One learns something of this painter of early dawn and soft evening from a letter he wrote to his friend Dupré:

One gets up at three in the morning, before the sun; one goes and sits at the foot of a tree; one watches and waits. One sees nothing much at first. Nature resembles a whitish canvas on which are sketched scarcely the profiles of some masses; everything is perfumed, and shines in the fresh breath of dawn. Bing! the sun grows bright but has not yet torn aside the veil behind which lie concealed the meadows, the dale, and hills of the horizon. The vapours of night still creep, like silvery flakes over the numbed-green vegetation. Bing! bing!--a first ray of sunlight--a second ray of sunlight--the little flowers seem to wake up joyously. They all have their drop of dew which trembles--the chilly leaves are stirred with the breath of morning--in the foliage the birds sing unseen--all the flowers seem to be saying their prayers. Loves on butterfly wings frolic over the meadows and make the tall plants wave--one sees nothing--yet everything is there--the landscape is entirely behind the veil of mist, which mounts, mounts, sucked up by the sun; and as it rises, reveals the river, plated with silver, the meadow, the trees, cottages, the receding distance--one distinguishes at last everything that one had divined at first.

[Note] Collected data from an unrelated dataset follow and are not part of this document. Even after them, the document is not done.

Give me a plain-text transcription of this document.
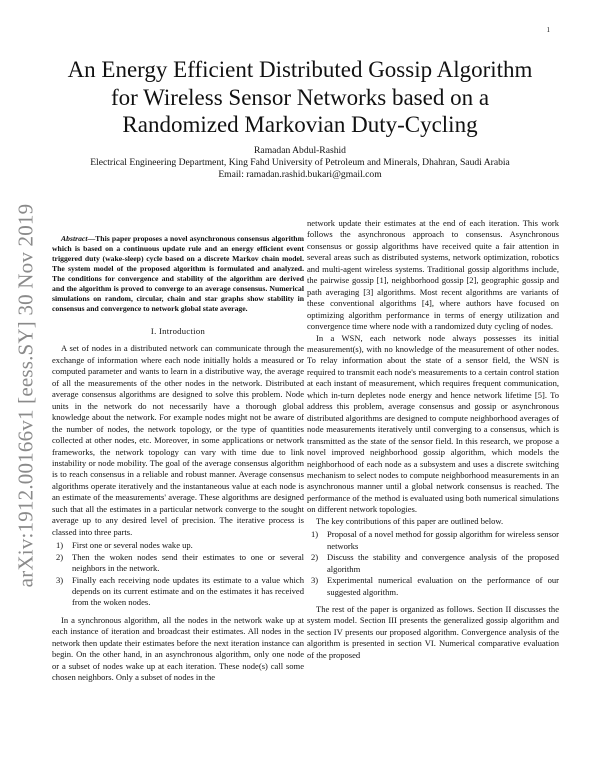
1
arXiv:1912.00166v1 [eess.SY] 30 Nov 2019
An Energy Efficient Distributed Gossip Algorithm
for Wireless Sensor Networks based on a
Randomized Markovian Duty-Cycling
Ramadan Abdul-Rashid
Electrical Engineering Department, King Fahd University of Petroleum and Minerals, Dhahran, Saudi Arabia
Email: ramadan.rashid.bukari@gmail.com

Abstract—This paper proposes a novel asynchronous consensus algorithm which is based on a continuous update rule and an energy efficient event triggered duty (wake-sleep) cycle based on a discrete Markov chain model. The system model of the proposed algorithm is formulated and analyzed. The conditions for convergence and stability of the algorithm are derived and the algorithm is proved to converge to an average consensus. Numerical simulations on random, circular, chain and star graphs show stability in consensus and convergence to network global state average.

I. Introduction

A set of nodes in a distributed network can communicate through the exchange of information where each node initially holds a measured or computed parameter and wants to learn in a distributive way, the average of all the measurements of the other nodes in the network. Distributed average consensus algorithms are designed to solve this problem. Node units in the network do not necessarily have a thorough global knowledge about the network. For example nodes might not be aware of the number of nodes, the network topology, or the type of quantities collected at other nodes, etc. Moreover, in some applications or network frameworks, the network topology can vary with time due to link instability or node mobility. The goal of the average consensus algorithm is to reach consensus in a reliable and robust manner. Average consensus algorithms operate iteratively and the instantaneous value at each node is an estimate of the measurements' average. These algorithms are designed such that all the estimates in a particular network converge to the sought average up to any desired level of precision. The iterative process is classed into three parts.

1) First one or several nodes wake up.
2) Then the woken nodes send their estimates to one or several neighbors in the network.
3) Finally each receiving node updates its estimate to a value which depends on its current estimate and on the estimates it has received from the woken nodes.

In a synchronous algorithm, all the nodes in the network wake up at each instance of iteration and broadcast their estimates. All nodes in the network then update their estimates before the next iteration instance can begin. On the other hand, in an asynchronous algorithm, only one node or a subset of nodes wake up at each iteration. These node(s) call some chosen neighbors. Only a subset of nodes in the

network update their estimates at the end of each iteration. This work follows the asynchronous approach to consensus. Asynchronous consensus or gossip algorithms have received quite a fair attention in several areas such as distributed systems, network optimization, robotics and multi-agent wireless systems. Traditional gossip algorithms include, the pairwise gossip [1], neighborhood gossip [2], geographic gossip and path averaging [3] algorithms. Most recent algorithms are variants of these conventional algorithms [4], where authors have focused on optimizing algorithm performance in terms of energy utilization and convergence time where node with a randomized duty cycling of nodes.

In a WSN, each network node always possesses its initial measurement(s), with no knowledge of the measurement of other nodes. To relay information about the state of a sensor field, the WSN is required to transmit each node's measurements to a certain control station at each instant of measurement, which requires frequent communication, which in-turn depletes node energy and hence network lifetime [5]. To address this problem, average consensus and gossip or asynchronous distributed algorithms are designed to compute neighborhood averages of node measurements iteratively until converging to a consensus, which is transmitted as the state of the sensor field. In this research, we propose a novel improved neighborhood gossip algorithm, which models the neighborhood of each node as a subsystem and uses a discrete switching mechanism to select nodes to compute neighborhood measurements in an asynchronous manner until a global network consensus is reached. The performance of the method is evaluated using both numerical simulations on different network topologies.

The key contributions of this paper are outlined below.

1) Proposal of a novel method for gossip algorithm for wireless sensor networks
2) Discuss the stability and convergence analysis of the proposed algorithm
3) Experimental numerical evaluation on the performance of our suggested algorithm.

The rest of the paper is organized as follows. Section II discusses the system model. Section III presents the generalized gossip algorithm and section IV presents our proposed algorithm. Convergence analysis of the algorithm is presented in section VI. Numerical comparative evaluation of the proposed
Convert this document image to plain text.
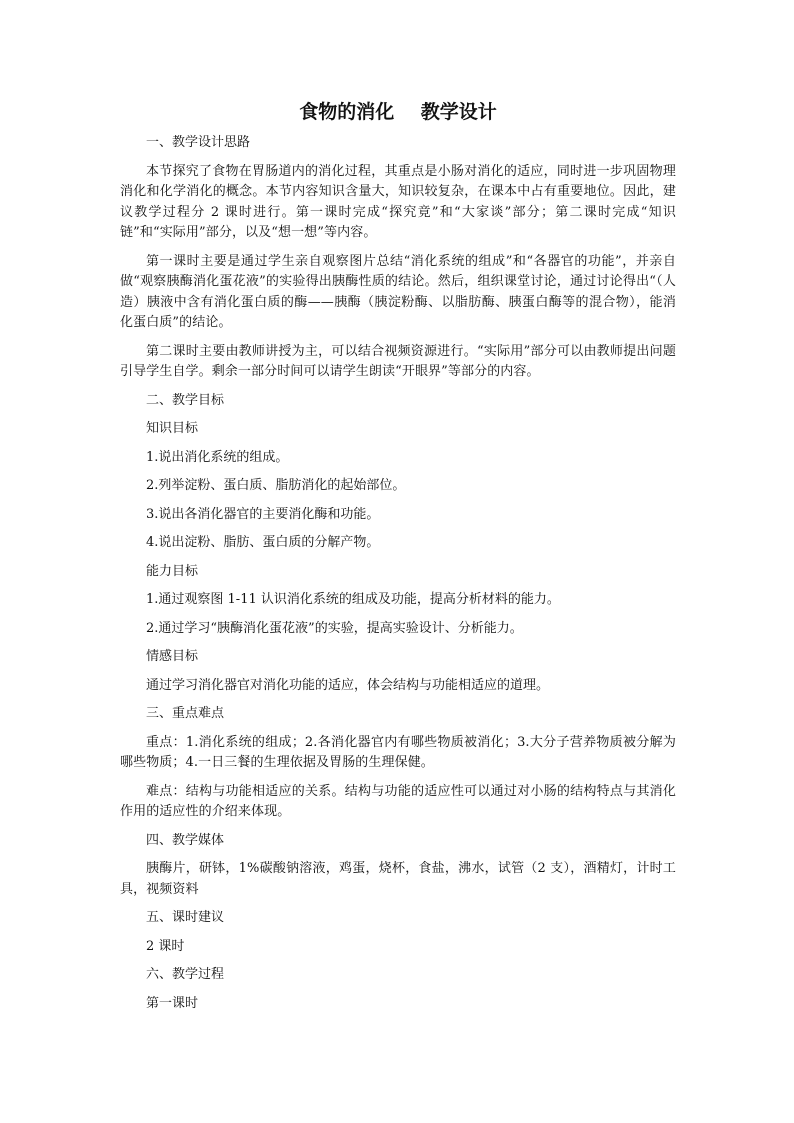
食物的消化    教学设计
一、教学设计思路
本节探究了食物在胃肠道内的消化过程，其重点是小肠对消化的适应，同时进一步巩固物理消化和化学消化的概念。本节内容知识含量大，知识较复杂，在课本中占有重要地位。因此，建议教学过程分 2 课时进行。第一课时完成“探究竟”和“大家谈”部分；第二课时完成“知识链”和“实际用”部分，以及“想一想”等内容。
第一课时主要是通过学生亲自观察图片总结“消化系统的组成”和“各器官的功能”，并亲自做“观察胰酶消化蛋花液”的实验得出胰酶性质的结论。然后，组织课堂讨论，通过讨论得出“（人造）胰液中含有消化蛋白质的酶——胰酶（胰淀粉酶、以脂肪酶、胰蛋白酶等的混合物），能消化蛋白质”的结论。
第二课时主要由教师讲授为主，可以结合视频资源进行。“实际用”部分可以由教师提出问题引导学生自学。剩余一部分时间可以请学生朗读“开眼界”等部分的内容。
二、教学目标
知识目标
1.说出消化系统的组成。
2.列举淀粉、蛋白质、脂肪消化的起始部位。
3.说出各消化器官的主要消化酶和功能。
4.说出淀粉、脂肪、蛋白质的分解产物。
能力目标
1.通过观察图 1-11 认识消化系统的组成及功能，提高分析材料的能力。
2.通过学习“胰酶消化蛋花液”的实验，提高实验设计、分析能力。
情感目标
通过学习消化器官对消化功能的适应，体会结构与功能相适应的道理。
三、重点难点
重点：1.消化系统的组成；2.各消化器官内有哪些物质被消化；3.大分子营养物质被分解为哪些物质；4.一日三餐的生理依据及胃肠的生理保健。
难点：结构与功能相适应的关系。结构与功能的适应性可以通过对小肠的结构特点与其消化作用的适应性的介绍来体现。
四、教学媒体
胰酶片，研钵，1%碳酸钠溶液，鸡蛋，烧杯，食盐，沸水，试管（2 支），酒精灯，计时工具，视频资料
五、课时建议
2 课时
六、教学过程
第一课时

In all the world there can hardly be a more exquisite story of daybreak than this; and so beautiful was the mood into which Corot fell at eventime, as he himself describes it, that it would be a mistake to leave it out. This is his story of the night:

Nature drowses--the fresh air, however, sighs among the leaves--the dew decks the velvety grass with pearls. The nymphs fly--hide themselves--and desire to be seen. Bing! a star in the sky which pricks its image on the pool. Charming star--whose brilliance is increased by the quivering of the water, thou watchest me--thou smilest to me with half-closed eye! Bing!--a second star appears in thewater, a second eye opens. Be the harbingers of welcome, fresh and charming stars. Bing! Bing! Bing!--three, six, twenty stars. All the stars in the sky are keeping tryst in this happy pool. Everything darkens, the pool alone sparkles. There is a swarm of stars--all yields to illusion. The sun being gone to bed, the inner sun of the soul, the sun of art awakens. Bon! there is my picture done!

In writing those letters, Corot made literature as well as pictures. That little word "bing!" appears also in his paintings, as little leaves or bits of tree-trunk, some small detail which, high-lightened, accents the whole.